Policy H1: Homes for all
Policy H1: Homes for all
New residential development is required to deliver a wide choice of homes to meet a range of accommodation needs as set out in the latest Strategic Housing Market Assessment. New development should provide a mix of housing tenures, types and sizes appropriate to the site size, characteristics and location.
Development that results in the net loss of housing or specialist housing, including sites allocated for housing within the Local Plan will not be permitted.
New residential development is required to make the most efficient use of land whilst responding to local character, context and distinctiveness. Residential densities will vary dependent upon the local area context and character and the sustainability of the location. Higher density development will be supported in Guildford town centre.
We will support the provision of well designed specialist forms of accommodation in appropriate sustainable locations, taking into account local housing needs.
We expect 60 per cent of the University of Surrey eligible student population (full time equivalent) to be provided with student bedspaces and accommodation on campus.
We will identify sufficient sites for Travellers’ accommodation needs as set out in the latest Traveller Accommodation Assessment. These sites will be for a mix of tenures and provided on a number of small sites and as part of larger development sites to help create sustainable and mixed communities. New sites must have adequate utility services and amenity space, space for related business activities where appropriate, safe vehicular access, turning space and parking and be in areas with reasonable access to schools, health services and local services.
Sites should not significantly impact on the visual amenity and local character of the area or adversely affect an environmentally sensitive location.
Traveller accommodation should be provided on development sites of 500 homes or more whilst there remains an identified need. For 500 to 999 homes two pitches or plots should be provided, for 1,000 to 1,499 homes four pitches or plots, for 1,500 to 1,999 homes six pitches or plots and for 2,000 or more homes eight pitches or plots..
Houses in multiple occupation
Proposals for houses in multiple occupation that require planning permission will be supported only where the balance of housing types and character of the immediate locality would not be adversely affected and there is sufficient amenity space available.
We OBJECT to this policy
The housing mix is based on the assumptions set out in the Strategic Housing Market Assessment (SHMA) which has not been scrutinised or evaluated and so we must object overall. We support high density development in the urban area. Student accommodation should provided for 100% of new students and more than 60% of existing students, which would free up suitable family accommodation in the urban area. Guildford borough has already a higher proportion of traveller sites than most comparable boroughs and this should be taken into account when evaluating need for travellers.
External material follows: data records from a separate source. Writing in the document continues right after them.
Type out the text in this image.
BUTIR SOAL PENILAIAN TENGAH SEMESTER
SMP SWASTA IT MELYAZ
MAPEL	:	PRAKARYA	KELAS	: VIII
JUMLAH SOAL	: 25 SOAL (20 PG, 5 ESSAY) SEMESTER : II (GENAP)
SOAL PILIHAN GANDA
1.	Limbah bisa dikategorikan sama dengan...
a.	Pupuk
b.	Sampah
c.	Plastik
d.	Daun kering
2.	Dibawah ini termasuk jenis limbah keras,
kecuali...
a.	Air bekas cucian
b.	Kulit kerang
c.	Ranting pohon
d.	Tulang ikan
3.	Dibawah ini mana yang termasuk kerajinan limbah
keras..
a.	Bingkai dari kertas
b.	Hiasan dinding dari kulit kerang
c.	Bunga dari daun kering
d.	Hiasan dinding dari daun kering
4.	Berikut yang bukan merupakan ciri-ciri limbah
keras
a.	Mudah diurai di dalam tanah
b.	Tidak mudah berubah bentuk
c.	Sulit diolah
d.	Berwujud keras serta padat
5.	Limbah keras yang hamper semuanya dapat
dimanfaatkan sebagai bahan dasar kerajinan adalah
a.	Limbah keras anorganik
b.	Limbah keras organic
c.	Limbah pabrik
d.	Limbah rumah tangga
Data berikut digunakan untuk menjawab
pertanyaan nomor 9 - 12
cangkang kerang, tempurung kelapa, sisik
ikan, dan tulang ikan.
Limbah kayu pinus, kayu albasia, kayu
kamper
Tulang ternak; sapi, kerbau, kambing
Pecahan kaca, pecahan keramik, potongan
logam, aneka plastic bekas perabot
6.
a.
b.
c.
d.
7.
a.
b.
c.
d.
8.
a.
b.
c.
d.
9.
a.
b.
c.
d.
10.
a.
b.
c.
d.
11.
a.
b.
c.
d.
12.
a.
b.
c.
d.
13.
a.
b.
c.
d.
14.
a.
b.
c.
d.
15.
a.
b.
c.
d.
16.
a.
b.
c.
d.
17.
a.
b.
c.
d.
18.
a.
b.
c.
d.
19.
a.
Numbers aside, all the policy in the blue box says is that the Council will encourage building over the plan period. It fails to set rules on important issues such as constraints and density, and is not specific enough to provide a practical framework for planning decisions.
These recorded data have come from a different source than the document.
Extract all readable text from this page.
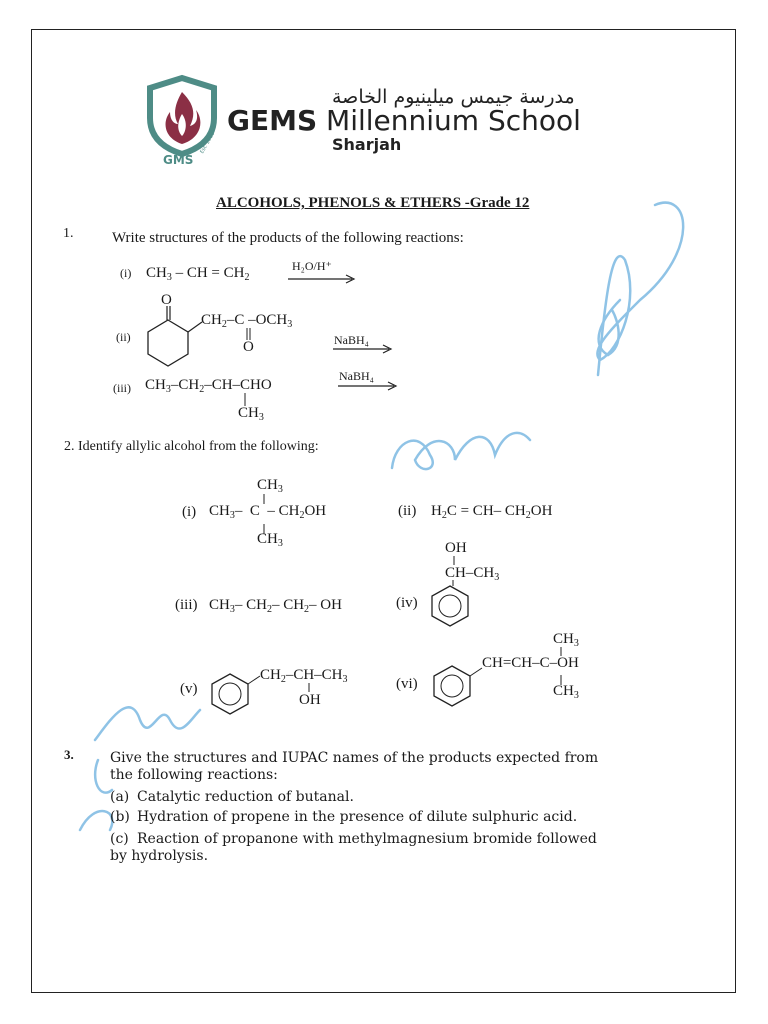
GMS
Est. 2010
مدرسة جيمس ميلينيوم الخاصة
GEMS Millennium School
Sharjah
ALCOHOLS, PHENOLS & ETHERS -Grade 12
1.	Write structures of the products of the following reactions:
(i) $CH_3$ – CH = $CH_2$
H₂O/H⁺
(ii)
O
$CH_2-C$ $-OCH_3$
O	NaBH₄
(iii) $CH_3-CH_2-CH$–CHO
$CH_3$
NaBH₄
2. Identify allylic alcohol from the following:
(i)
$CH_3$
$CH_3-$  C  – $CH_2OH$
$CH_3$
(ii) $H_2C = CH-$ $CH_2OH$
(iii) $CH_3-$ $CH_2-$ $CH_2-$ OH	(iv)
OH
$CH-CH_3$
(v)
$CH_2-CH-CH_3$
OH
(vi)
$CH_3$
CH=CH–C–OH
$CH_3$
3.	Give the structures and IUPAC names of the products expected from
the following reactions:
(a) Catalytic reduction of butanal.
(b) Hydration of propene in the presence of dilute sulphuric acid.
(c) Reaction of propanone with methylmagnesium bromide followed
by hydrolysis.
The housing mix is based on out-of-date, pre-Brexit projections and on assumptions set out in a flawed SHMA that has not been scrutinised or evaluated.
We support higher density development in the urban area, without resorting to dehumanising, high-rise buildings that developers commonly claim are necessary for financial viability. Much of Guildford town could usefully be regenerated with 4-5 storey blocks with landscaping and underground parking, as often seen on the Continent and, recently, in London.
Student accommodation should provided for 100% of new students and more than 60% of existing students, which would free up ideal family accommodation in the urban area. Other university cities (e.g. Oxford) insist on higher percentages than those proposed in the plan. In my view, the Council’s timidity is a case of “regulatory capture” by Surrey University, which has failed to use its existing planning permissions (dating from 2004) to accommodate 3,000 students or to improve the efficient development of its campus (e.g. by building on its extensive and under-used surface car parks). If all students were accommodated in this way, 2,000 homes would be freed up in town and there would be no need to build on the Hog’s Back.
Guildford borough has already a higher proportion of traveller sites than most comparable boroughs. Over-provision is inappropriate given other constraints.